In the morning Uncle Borya, with a puffy face, was smoking before breakfast on the porch. His black beard stuck out challengingly and his eyes were narrowed in disdain. Seeing his nephew, he began whistling yesterday’s disgusting tune… and laughed. His teeth—rarely visible because of the beard—were like a wolf’s. His black eyebrows crawled upward.

“Greetings to the young romantic.” He nodded briskly. “Come on, Peter, saddle up your bike and go to the store. Your mother needs bread, and you can get me two packs of Kazbeks. They’ll sell it to you, they will. I know Nina in the store, she’ll give kids under sixteen anything at all.”

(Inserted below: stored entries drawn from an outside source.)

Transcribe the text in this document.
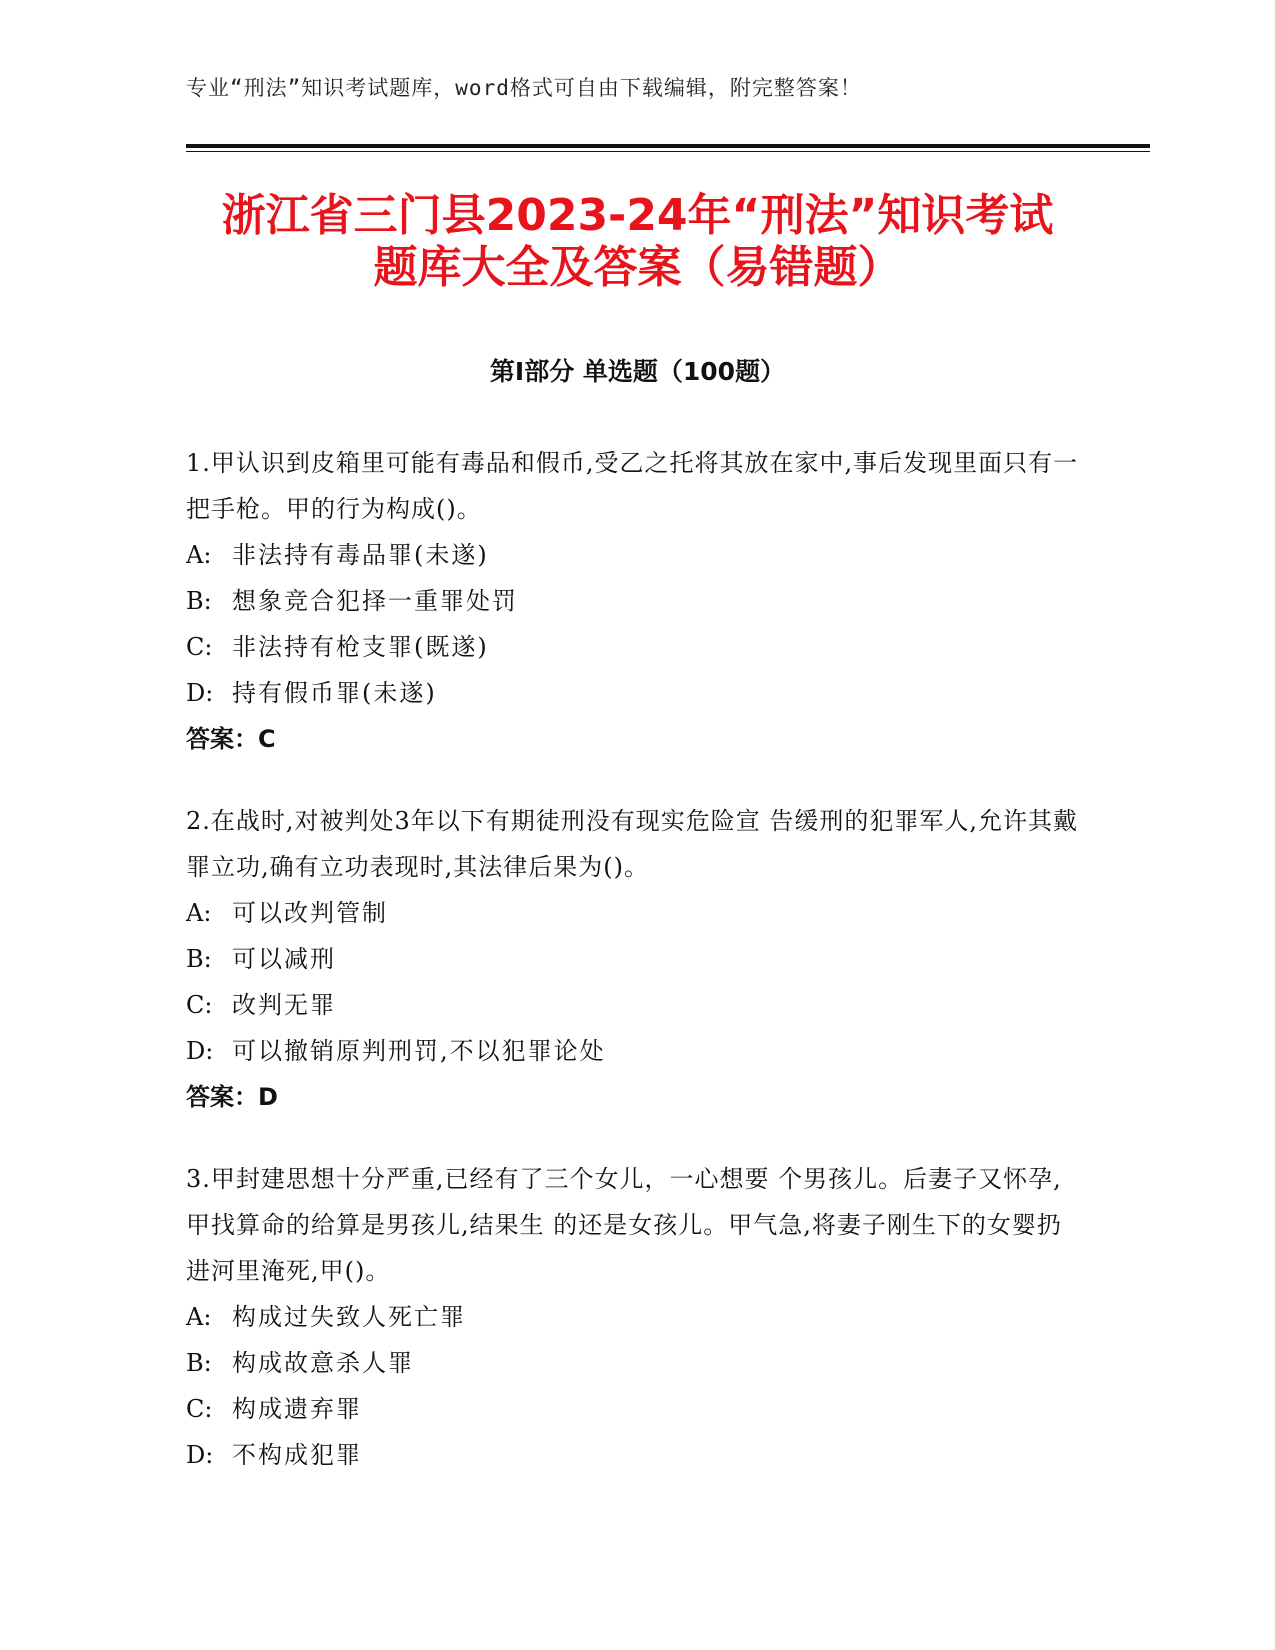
专业“刑法”知识考试题库，word格式可自由下载编辑，附完整答案！
浙江省三门县2023-24年“刑法”知识考试
题库大全及答案（易错题）
第Ⅰ部分 单选题（100题）
1.甲认识到皮箱里可能有毒品和假币,受乙之托将其放在家中,事后发现里面只有一把手枪。甲的行为构成()。
A: 非法持有毒品罪(未遂)
B: 想象竞合犯择一重罪处罚
C: 非法持有枪支罪(既遂)
D: 持有假币罪(未遂)
答案：C
2.在战时,对被判处3年以下有期徒刑没有现实危险宣 告缓刑的犯罪军人,允许其戴罪立功,确有立功表现时,其法律后果为()。
A: 可以改判管制
B: 可以减刑
C: 改判无罪
D: 可以撤销原判刑罚,不以犯罪论处
答案：D
3.甲封建思想十分严重,已经有了三个女儿，一心想要 个男孩儿。后妻子又怀孕,甲找算命的给算是男孩儿,结果生 的还是女孩儿。甲气急,将妻子刚生下的女婴扔进河里淹死,甲()。
A: 构成过失致人死亡罪
B: 构成故意杀人罪
C: 构成遗弃罪
D: 不构成犯罪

Uncle Borya opened his mouth and laughed. Petya took the ruble and walked his sweaty bike out of the shed. On the ruble, written in tiny letters, were incomprehensible words, left over from Atlantis: Bir sum. Bir som. Bir manat. And beneath that, a warning: “Forging state treasury bills is punishable by law.” Boring, adult words. The sober morning had swept away the magical evening birds, the girl-fish had gone down to the bottom of the lake, and the golden three-eyed statues of Atlantis slept under a layer of yellow sand. Uncle Borya had dissipated the fragile secrets with his loud, offensive laughter, had thrown out the fairy-tale rubbish—but not forever, Uncle Borya, just for a while. The sun would start leaning toward the west, the air would turn yellow, the oblique rays would spread, and the mysterious world would awaken, start moving, the mute silvery drowned girl would splash her tail, and the heavy, gray Sirin bird would bustle in the fir forest, and in some unpopulated spot, the morning bird Alkonost perhaps already would have hidden its fiery pink egg in a water lily, so that someone could long for things that did not come to pass… Bir sum, bir som, bir manat.

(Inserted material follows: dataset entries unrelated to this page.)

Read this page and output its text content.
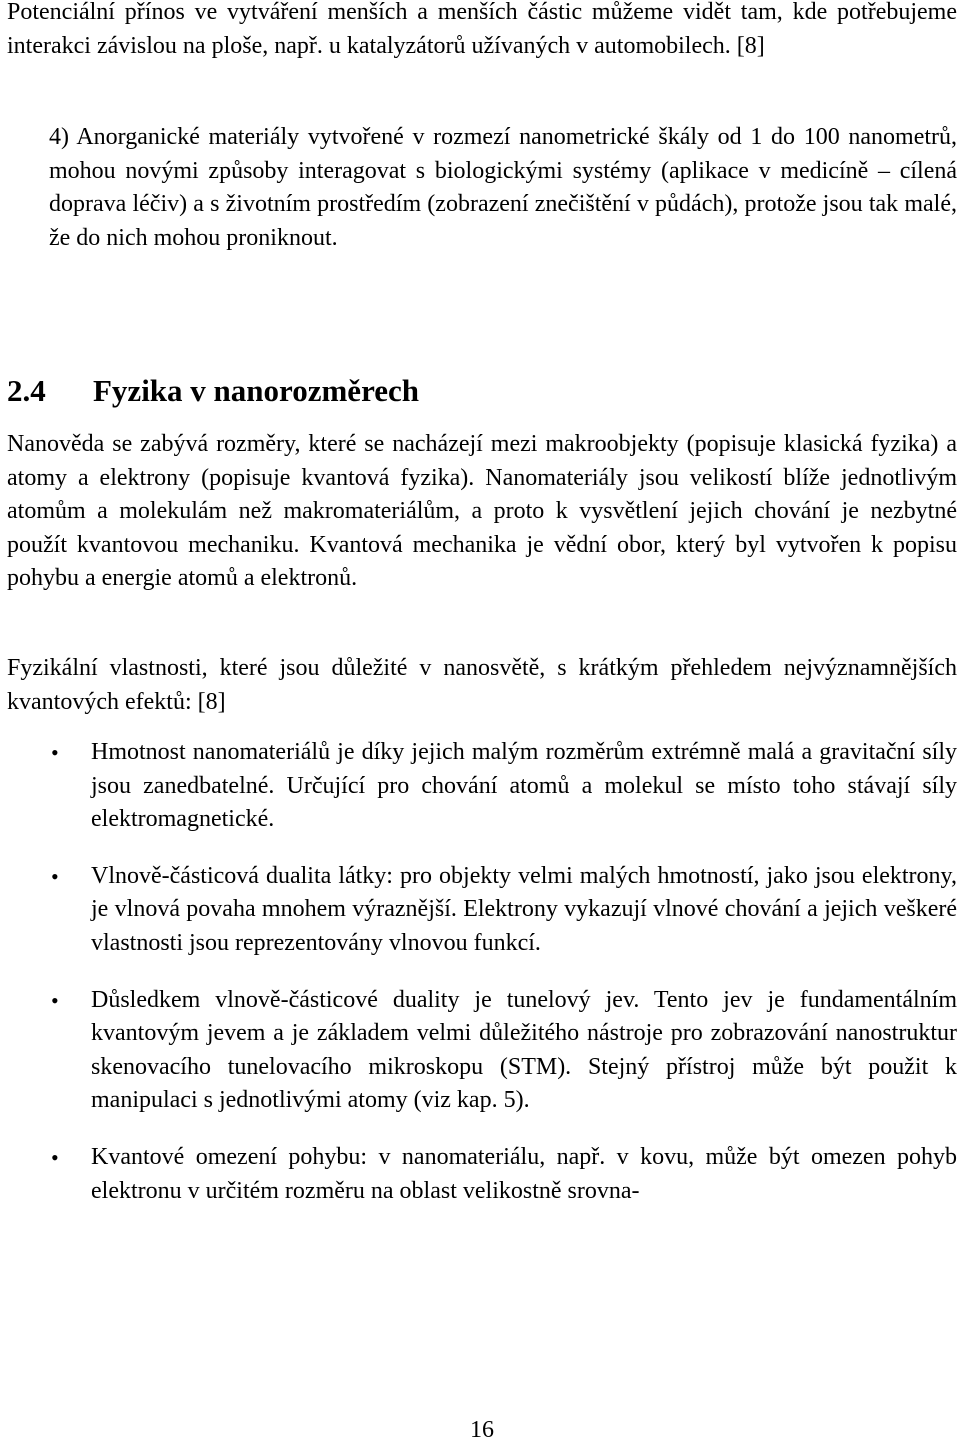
Potenciální přínos ve vytváření menších a menších částic můžeme vidět tam, kde potřebujeme interakci závislou na ploše, např. u katalyzátorů užívaných v automobilech. [8]

4) Anorganické materiály vytvořené v rozmezí nanometrické škály od 1 do 100 nanometrů, mohou novými způsoby interagovat s biologickými systémy (aplikace v medicíně – cílená doprava léčiv) a s životním prostředím (zobrazení znečištění v půdách), protože jsou tak malé, že do nich mohou proniknout.

2.4 Fyzika v nanorozměrech

Nanověda se zabývá rozměry, které se nacházejí mezi makroobjekty (popisuje klasická fyzika) a atomy a elektrony (popisuje kvantová fyzika). Nanomateriály jsou velikostí blíže jednotlivým atomům a molekulám než makromateriálům, a proto k vysvětlení jejich chování je nezbytné použít kvantovou mechaniku. Kvantová mechanika je vědní obor, který byl vytvořen k popisu pohybu a energie atomů a elektronů.

Fyzikální vlastnosti, které jsou důležité v nanosvětě, s krátkým přehledem nejvýznamnějších kvantových efektů: [8]

• Hmotnost nanomateriálů je díky jejich malým rozměrům extrémně malá a gravitační síly jsou zanedbatelné. Určující pro chování atomů a molekul se místo toho stávají síly elektromagnetické.
• Vlnově-částicová dualita látky: pro objekty velmi malých hmotností, jako jsou elektrony, je vlnová povaha mnohem výraznější. Elektrony vykazují vlnové chování a jejich veškeré vlastnosti jsou reprezentovány vlnovou funkcí.
• Důsledkem vlnově-částicové duality je tunelový jev. Tento jev je fundamentálním kvantovým jevem a je základem velmi důležitého nástroje pro zobrazování nanostruktur skenovacího tunelovacího mikroskopu (STM). Stejný přístroj může být použit k manipulaci s jednotlivými atomy (viz kap. 5).
• Kvantové omezení pohybu: v nanomateriálu, např. v kovu, může být omezen pohyb elektronu v určitém rozměru na oblast velikostně srovna-

16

Fat-nosed Nina gave him the cigarettes without a word, and asked him to say hello to Uncle Borya—a disgusting hello for a disgusting person—and Petya rode back, ringing his bell, bouncing on the knotty roots that resembled Grandfather’s enormous hands. He carefully rode around a dead crow—a wheel had run over the bird, its eye was covered with a white film, the black dragged wings were covered with ashes, and the beak was frozen in a bitter avian smile.